Cinquantième coaccusé, Joseph C., 69 ans, fait figure d'exception: il est seulement poursuivi pour «atteinte sexuelle» et le ministère public a réclamé à son encontre une peine de quatre ans de prison avec mandat de dépôt, la peine la moins élevée de son réquisitoire.
«D'un côté, vous avez 'l'ogre de Mazan', pervers, égocentrique, diabolique, à la responsabilité colossale. Et de l'autre, il y a les petits poucets, les petits poissons, bernés, trompés, roulés dans la farine», a plaidé lundi matin son avocat, Christophe Bruschi. Cette nuit du 9 au 10 juin 2020, Joseph C. «avait le projet d'avoir une aventure libertine et il dément 'catégoriquement' avoir su que Mme Pelicot serait droguée», a dit l'avocat.
«Quelques minutes»
«Il s'assied sur le bord du lit, il fait quelques caresses sur les fesses et le sexe, ça va très vite, c'est tout sauf une agression sexuelle. La perception qu'on peut avoir de la réalité d'une situation, elle n'est jamais immédiate, cela suppose quelques minutes, ces minutes qu'il lui a fallu pour se rendre compte de la situation anormale», a-t-il ajouté.
Selon lui, son client n'a pas eu d'érection ce soir-là. «Il n'y a pas d'élément moral, il n'a jamais eu la conscience du non consentement de Gisèle Pelicot et, dans ce cas, l'infraction n'existe pas. Il a fait huit mois de détention provisoire, ça lui servira de leçon pour son imprudence», a plaidé Me Bruschi, en demandant «la relaxe».
«Marionnette»
«J'aurais pu plaider moi aussi l'acquittement, mais ça n'a pas été la demande de mon client», a ensuite affirmé à la barre Paul-Roger Gontard, avocat de Cyrille D., employé du bâtiment de 54 ans venu une fois à Mazan et contre qui le ministère public a requis 12 ans de réclusion.
Contrairement à beaucoup d'autres accusés, Cyrille D. a reconnu être «coupable de viol», car il n'avait pas «eu le consentement» de Gisèle Pelicot. «Si elle ne rit plus, moi non plus je ne ris plus. J'ai été naïf, bête, un âne», avait reconnu à l'audience cet homme, auteur d'une tentative de suicide en détention.

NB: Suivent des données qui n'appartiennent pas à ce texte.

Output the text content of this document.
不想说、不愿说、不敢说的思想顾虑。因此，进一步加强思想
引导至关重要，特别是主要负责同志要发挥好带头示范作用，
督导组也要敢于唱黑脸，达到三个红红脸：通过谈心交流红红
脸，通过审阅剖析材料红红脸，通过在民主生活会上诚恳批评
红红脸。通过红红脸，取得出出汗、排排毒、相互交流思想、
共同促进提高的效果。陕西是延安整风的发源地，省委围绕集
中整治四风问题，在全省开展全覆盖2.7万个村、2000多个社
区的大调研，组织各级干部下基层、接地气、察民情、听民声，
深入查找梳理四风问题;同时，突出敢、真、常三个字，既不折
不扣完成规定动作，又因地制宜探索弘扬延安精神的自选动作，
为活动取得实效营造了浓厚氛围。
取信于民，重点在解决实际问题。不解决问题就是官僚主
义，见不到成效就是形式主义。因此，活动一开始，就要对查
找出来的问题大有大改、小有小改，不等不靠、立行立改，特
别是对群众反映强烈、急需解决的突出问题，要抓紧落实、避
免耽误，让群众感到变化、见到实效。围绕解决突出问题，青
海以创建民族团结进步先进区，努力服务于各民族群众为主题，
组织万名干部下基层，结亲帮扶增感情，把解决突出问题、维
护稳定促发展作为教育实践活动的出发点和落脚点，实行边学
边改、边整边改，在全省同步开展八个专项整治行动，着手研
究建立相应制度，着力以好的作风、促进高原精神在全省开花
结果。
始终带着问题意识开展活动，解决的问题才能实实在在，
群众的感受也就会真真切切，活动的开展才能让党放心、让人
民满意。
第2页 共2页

Pour Me Gontard, si son client, à qui il est reproché notamment d'avoir introduit son sexe dans la bouche de Gisèle Pelicot inconsciente, «avait encore son libre-arbitre» lors de sa venue à Mazan, il «avait perdu la possibilité de l'exercer» sous l'influence de Dominique Pelicot qui, par ses «manoeuvres», avait fait de lui «la marionnette de son propre désir». L'avocat a demandé à la cour criminelle de «retenir l'altération du discernement» de Cyrille D. au moment des faits.
Peines exagérées
Evoquant une douzaine de cas où des hommes reconnus coupables de viols en France ont été condamnés à sept années de prison, Me Gontard a demandé une peine inférieure aux 12 années requises par le parquet, réclamant en prime qu'elle soit assortie d'un sursis probatoire, «pour éviter qu'il rentre à nouveau en prison». Cyrille D. a déjà fait 20 mois de détention provisoire.
Dans leurs plaidoiries mercredi et jeudi, les avocats des cinq premiers accusés, dont Dominique Pelicot, avaient plaidé coupable, estimant cependant également pour la plupart largement exagérées les réquisitions du parquet.